ABILENE, Texas (KTAB/KRBC) – When HEB patrons found a Porcupine in a tree in the South 14th Street parking lot, they called the professionals at Big Country Wildlife Rehab (BCWR). While their initial attempt to remove him was unsuccessful, they returned another day with a bit more help and were able to get him down.
“I think it took about ten of us but we finally got him down,” said BCWR Board secretary Sam Townsend.

While porcupines are no strangers to trees, the issue wasn’t the tree he was stuck in, it was the parking lot. This is why Townsend said they relocated him to a piece of local land with ponds, trees, and a lot less asphalt.
“So definitely better than an HEB parking lot,” Townsend said.
This is the goal of every relocation they take on, to get animals back into their natural habitat where they can contribute to the ecosystem rather than just dodging cars.




“It all plays a role right and if you remove one. Kind of like a chain, if you break the chain you break the cycle and it all collapses,” said BCWR founder and Executive Director Jennifer Klein-Peter.
This non-profit was founded out of necessity. Klein-Peter, a nurse by trade, took in and nursed a few orphaned skunks back to health on her Taylor County land in 2021. She did this after finding that the nearest Wildlife Rehab center was more than two hours away.

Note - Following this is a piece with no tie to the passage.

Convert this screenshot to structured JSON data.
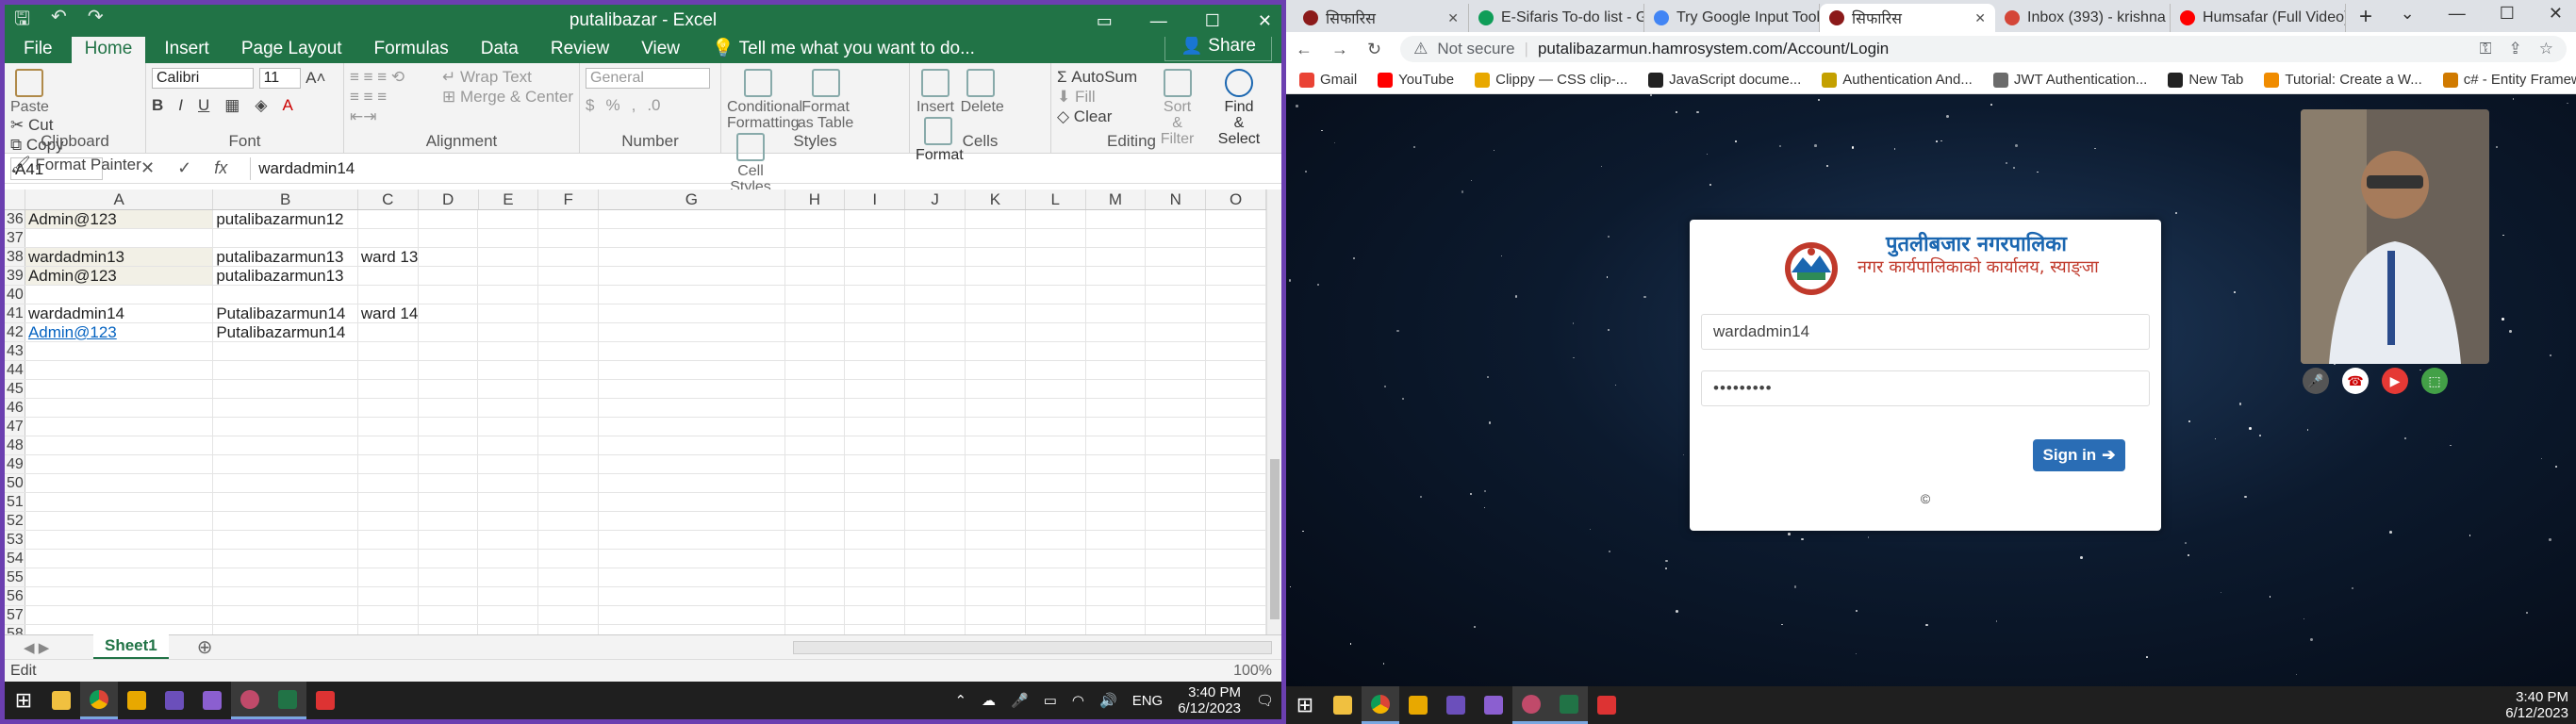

“We are definitely serving a great purpose out here for native wildlife,” Klein-Peter said.
While their main purpose is to return wildlife to the wild, not all animals are able to survive on their own. This is where the educational component comes in with their un-releasable animals like their Opossum Oscar, who was found drowning in a swimming pool and raised by a family before being surrendered. And Kotie, a coyote that was found with a broken jaw and no way to eat solid foods.

“When our kids see these animals up close and personal, they can see they’re not as scary as people make them out to be,” Klein-Peter explained.

Through their work, and other organizations like them, people in the Big Country can learn to live a little closer with our woodland creature friends like skunks, possums, and even predators – all contributing to the same cycle.